A nurse at a long-term care facility provides care for a client who has had recent transient ischemic attacks (TIAs). What significance should the nurse attach to the client's TIAs? - TIAs result in an accumulation of small deficits that may eventually equal the effects of a CV. - TIAs, by definition, resolve rapidly, but they constitute an increased risk for stroke. - The small bleeds that define TIAs can be a warning sign of an impending stroke. - TIAs are relatively benign phenomena that necessitate monitoring, but not treatment.

TIAs, by definition, resolve rapidly, but they constitute an increased risk for stroke. Explanation: TIAs can be considered a warning sign for future strokes. They are not hemorrhagic in nature and their effects are not normally cumulative. They may require treatment medically or surgically.

A client suffering a thrombotic stroke is brought into the emergency department by ambulance and the health care team is preparing to administer a synthetic tissue plasminogen activator for which purpose? Thrombolysis Hemolysis Hemostasis Thrombogenesis

Thrombolysis Explanation: Synthetic tissue plasminogen activators work with the body's natural tissue plasminogen activators to convert plasminogen to plasmin, which breaks down clots to allow for the reestablishment of blood flow. There are two causes of strokes: hemorrhagic and thrombotic, with thrombotic strokes occurring much more frequently. Thrombolytics play a large role in increased outcomes seen with thrombotic strokes.

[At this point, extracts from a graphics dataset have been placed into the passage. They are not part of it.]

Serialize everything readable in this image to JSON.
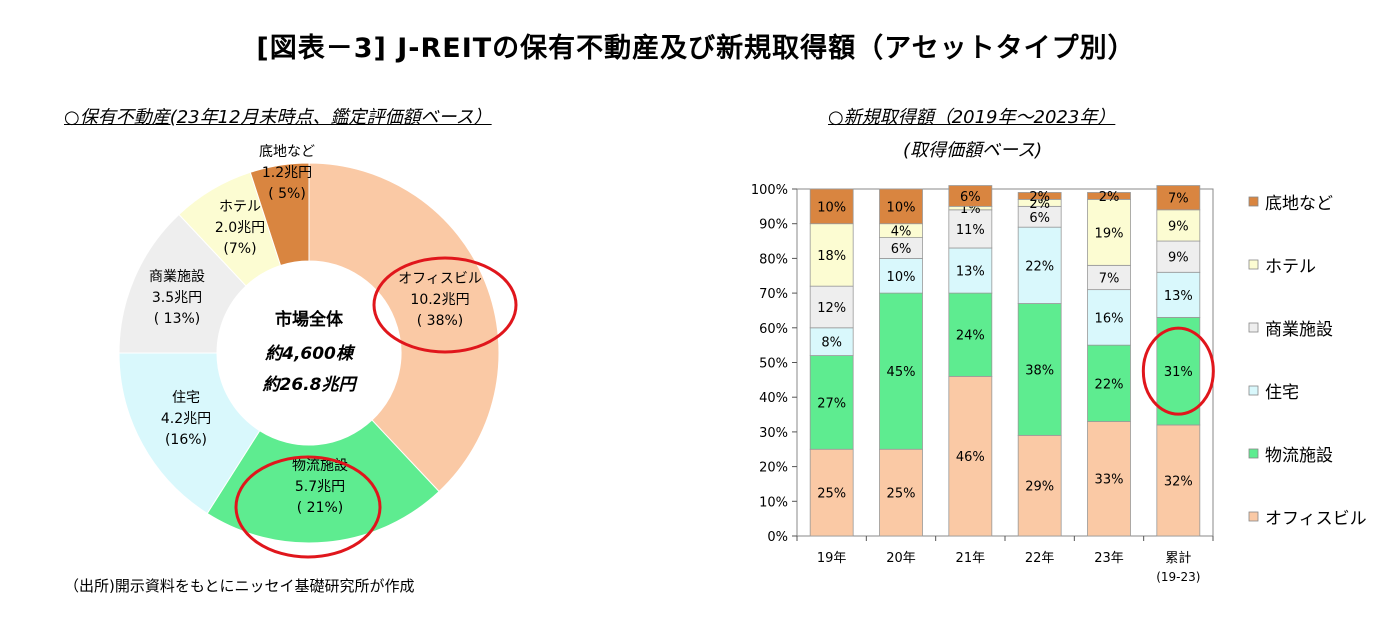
{
  "title": "[図表－3] J-REITの保有不動産及び新規取得額（アセットタイプ別）",
  "left_subtitle": "○保有不動産(23年12月末時点、鑑定評価額ベース）",
  "right_subtitle_line1": "○新規取得額（2019年～2023年）",
  "right_subtitle_line2": "(取得価額ベース)",
  "source": "（出所)開示資料をもとにニッセイ基礎研究所が作成",
  "colors": {
    "office": "#FAC9A5",
    "logistics": "#5EEC90",
    "residential": "#D9F8FC",
    "retail": "#EEEEEE",
    "hotel": "#FCFCD2",
    "land": "#D98540",
    "highlight": "#E0161C"
  },
  "chart_data": [
    {
      "type": "pie",
      "center_text": [
        "市場全体",
        "約4,600棟",
        "約26.8兆円"
      ],
      "slices": [
        {
          "name": "オフィスビル",
          "amount": "10.2兆円",
          "pct_label": "( 38%)",
          "value": 38,
          "color": "#FAC9A5"
        },
        {
          "name": "物流施設",
          "amount": "5.7兆円",
          "pct_label": "( 21%)",
          "value": 21,
          "color": "#5EEC90"
        },
        {
          "name": "住宅",
          "amount": "4.2兆円",
          "pct_label": "(16%)",
          "value": 16,
          "color": "#D9F8FC"
        },
        {
          "name": "商業施設",
          "amount": "3.5兆円",
          "pct_label": "( 13%)",
          "value": 13,
          "color": "#EEEEEE"
        },
        {
          "name": "ホテル",
          "amount": "2.0兆円",
          "pct_label": "(7%)",
          "value": 7,
          "color": "#FCFCD2"
        },
        {
          "name": "底地など",
          "amount": "1.2兆円",
          "pct_label": "( 5%)",
          "value": 5,
          "color": "#D98540"
        }
      ],
      "highlighted": [
        "オフィスビル",
        "物流施設"
      ]
    },
    {
      "type": "bar",
      "stacked": true,
      "categories": [
        "19年",
        "20年",
        "21年",
        "22年",
        "23年",
        "累計"
      ],
      "category_sublabels": [
        "",
        "",
        "",
        "",
        "",
        "(19-23)"
      ],
      "yticks": [
        "0%",
        "10%",
        "20%",
        "30%",
        "40%",
        "50%",
        "60%",
        "70%",
        "80%",
        "90%",
        "100%"
      ],
      "ylim": [
        0,
        100
      ],
      "legend_position": "right",
      "series": [
        {
          "name": "オフィスビル",
          "color": "#FAC9A5",
          "values": [
            25,
            25,
            46,
            29,
            33,
            32
          ]
        },
        {
          "name": "物流施設",
          "color": "#5EEC90",
          "values": [
            27,
            45,
            24,
            38,
            22,
            31
          ]
        },
        {
          "name": "住宅",
          "color": "#D9F8FC",
          "values": [
            8,
            10,
            13,
            22,
            16,
            13
          ]
        },
        {
          "name": "商業施設",
          "color": "#EEEEEE",
          "values": [
            12,
            6,
            11,
            6,
            7,
            9
          ]
        },
        {
          "name": "ホテル",
          "color": "#FCFCD2",
          "values": [
            18,
            4,
            1,
            2,
            19,
            9
          ]
        },
        {
          "name": "底地など",
          "color": "#D98540",
          "values": [
            10,
            10,
            6,
            2,
            2,
            7
          ]
        }
      ],
      "highlighted": {
        "series": "物流施設",
        "category": "累計"
      }
    }
  ]
}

A client is brought to the emergency department and is diagnosed with an ischemic stroke confirmed by CT scan. The most important treatment for this client would be to: administer analgesics for the relief of pain. monitor vital signs closely for improvement. administer IV tissue plasminogen activator (tPA). prepare the client for emergency surgery.

administer IV tissue plasminogen activator (tPA). Explanation: tPA administration is the treatment of choice for an ischemic stroke after confirmation that it is not a hemorrhagic stroke. Monitor vital signs and provide pain relief to prevent complications.

The spouse of a client admitted to the hospital after a motor vehicle accident reports to the nurse that the client has become very drowsy. The nurse should: contact the physician. prepare the client for EEG testing. instruct the spouse not to let the client fall asleep until the physician has assessed the client. assess the client for additional signs/symptoms of increased intracranial pressure.

assess the client for additional signs/symptoms of increased intracranial pressure. Explanation: Since decreased alertness and/or drowsiness can be an early sign of increased intracranial pressure, the nurse should assess for additional signs/symptoms of increased intracranial pressure. Then, once the assessment is complete, the nurse should contact the physician as needed. There is no indication that the client will undergo EEG testing at this time and the spouse should not be instructed to keep the client awake.

A soccer player has been diagnosed with a brain contusion after being injured in a game. The best explanation of the injury by the nurse would be that: hypoxia to the brain occurred. transient neurogenic dysfunction caused by mechanical force to the brain occurred. tearing of brain tissue occurred. bruising on the surface of the brain occurred.

bruising on the surface of the brain occurred. Explanation: Contusions represent bruising on the surface of the brain, and lacerations are a tearing of brain tissue. A cerebral concussion is a transient neurogenic dysfunction caused by mechanical force to the brain. Hypoxia usually is seen in conditions such as exposure to reduced atmospheric pressure, carbon monoxide poisoning, severe anemia, and failure of the lungs to oxygenate the blood.

The most common cause of ischemic stroke is: vasospasms. cryptogenesis. thrombosis. arterial vasculitis.

thrombosis. Explanation: Ischemic stroke includes those caused by large artery thrombosis (20%), small artery thrombosis (25%), cardiogenic embolism (20%) and cryptogenic (undetermined cause)(30%), making thrombosis the most common cause (45%).